Те потеряли терпение, закричали об этом в Организации Объединенных Наций и стали угрожать, что двинут танки и пошлют истребители. Цензура, которая взялась на первых порах исключительно за средства массовой информации, очень скоро простерла свои руки к школьным учебникам, песням, сюжетам кинокартин и частным разговорам. Появились запрещенные военным указом слова, как, например, слово «товарищ» и другие, которые не произносили из осторожности, несмотря на то, что никакой приказ не изымал их из словарей, такие как «свобода», «справедливость» и «профсоюзы». Альба спрашивала себя, откуда в стране появилось за одну ночь столько фашистов, ведь в течение долгих лет о них не было слышно, за исключением нескольких экстремистов во время войны, которые из обезьянничанья носили черные рубашки и дефилировали с поднятой рукой под хохот и свист прохожих, не играя сколько-нибудь важной роли в жизни отечества. Также трудно было объяснить состав Вооруженных сил, которые в большинстве своем пополнялись из среднего класса и из среды рабочих, которые исторически были ближе к левым силам, чем к правому крылу. Она не поняла, что война — это высшее искусство для военных, их звездный час, их голубая мечта. Не для того они существуют, чтобы спокойно и счастливо жить в этом мире. Путч дал им возможность осуществить го, чему их учили в казармах, — слепому подчинению, владению оружием и прочим искусствам, которые могут применить вояки, если молчат их совесть и сердца.

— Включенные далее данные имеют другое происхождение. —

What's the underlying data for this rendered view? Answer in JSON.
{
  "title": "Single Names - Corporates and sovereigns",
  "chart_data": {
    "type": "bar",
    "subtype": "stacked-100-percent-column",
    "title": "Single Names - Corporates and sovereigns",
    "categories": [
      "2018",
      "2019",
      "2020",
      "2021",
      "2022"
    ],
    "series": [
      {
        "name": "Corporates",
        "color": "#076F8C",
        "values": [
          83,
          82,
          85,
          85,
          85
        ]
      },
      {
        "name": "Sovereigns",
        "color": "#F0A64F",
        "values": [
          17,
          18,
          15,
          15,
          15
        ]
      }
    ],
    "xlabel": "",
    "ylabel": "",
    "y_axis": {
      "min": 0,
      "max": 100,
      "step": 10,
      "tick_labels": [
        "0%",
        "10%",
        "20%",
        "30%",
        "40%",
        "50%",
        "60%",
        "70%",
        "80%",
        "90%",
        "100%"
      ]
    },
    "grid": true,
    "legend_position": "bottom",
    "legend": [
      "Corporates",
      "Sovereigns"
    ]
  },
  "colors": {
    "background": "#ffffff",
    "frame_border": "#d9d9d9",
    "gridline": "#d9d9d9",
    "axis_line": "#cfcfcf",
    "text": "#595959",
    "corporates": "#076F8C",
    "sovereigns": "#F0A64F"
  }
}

Альба оставила учебу, потому что философский факультет, как и многие другие, воспитывающие умение мыслить, был закрыт. Музыкой она тоже перестала заниматься, ей казалось нелепым и легкомысленным играть на виолончели в это жестокое время. Многие преподаватели были уволены, арестованы или уничтожены в соответствии с черным списком, которым пользовалась политическая полиция. Себастьяна Гомеса убили при первой же облаве, а донесли на него его собственные ученики. Университет наполнился шпионами.
Крупная буржуазия и правые из среды экономистов, участвовавшие в подготовке военного мятежа, пребывали в состоянии эйфории. Поначалу они немного испугались, увидев последствия переворота, потому что им еще никогда не приходилось жить при диктатуре и они не знали, что это такое. Они считали, что потеря демократии — явление преходящее и что какое-то время можно обходиться без личных и коллективных свобод, при условии, что нынешний режим станет уважать свободу предпринимателей. Для них не имело значения, что страна утратила свой авторитет в мировом сообществе, и это ставило ее в один ряд с другими местными тираниями, ведь это казалось им невысокой платой за свержение марксизма. Когда в страну потекли иностранные капиталы и увеличились банковские вложения, это с легкостью приписали стабильности нового режима, не обращая внимания на то, что за каждый песо, который поступал, увозили два в качестве процентов.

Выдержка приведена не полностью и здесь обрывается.